I’m a new user with little background in finance, and working in Myanmar. The tax system here is quite new and, as a result, tax payments can be a bit irregular (sometimes every quarter, sometimes every six months, usually when the tax office calls).
I would like to use deductions on payslips to record personal income tax deductions, and then move the money into a cash account on pay day, and then to a bank account, until the tax office call to request the tax.
I do as the guide Payslips says.
Currently the tax deductions are showing in Payroll Liabilities. This is fine. However, I am unclear about what to do next with the deductions. Should I make a payment out of the Payroll Liabilities account and then record a manual receipt in a Bank Account that we have set up to keep our tax contributions? I’m not sure what would be best practice
Your payslip income tax deductions and money movements before actually paying the liability to the tax office are two separate things.
The payslip deduction creates a liability for the company to pay the tax office on behalf of the employee some time in the future.

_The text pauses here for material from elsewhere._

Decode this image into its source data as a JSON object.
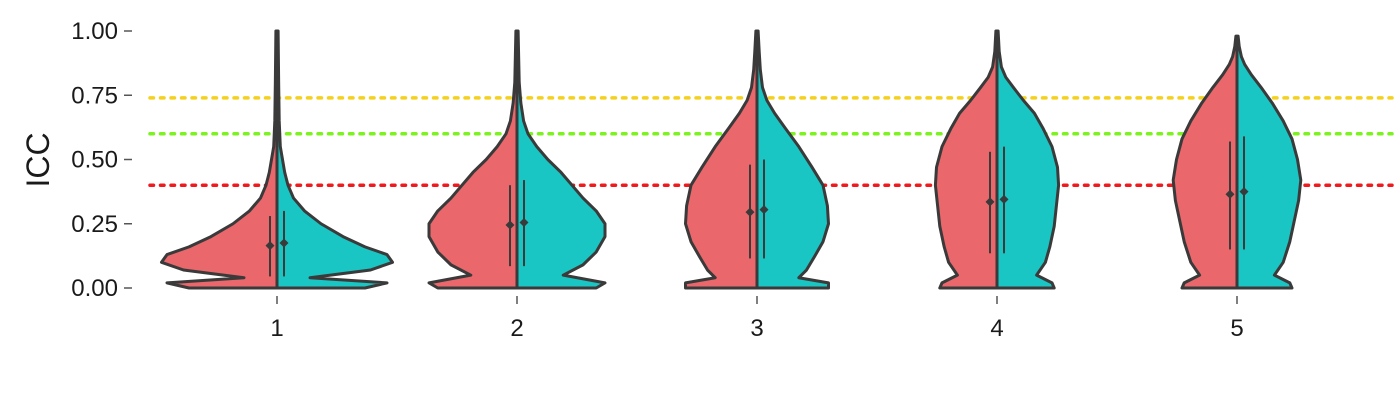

When that payment is made, it should be entered as an ordinary payment from a bank account, posted to the Payroll liabilites account. By doing that, the Payroll liabilities account will be reduced.
If you want to set money aside in a separate bank account to be sure it is available when the tax office calls, use an inter account transfer to record movement of money from one account to the special tax bank account. This does not in any way involve Payroll liabilities, because you have not reduced your liability at that point. You have only moved an asset—money—from one bank account to another.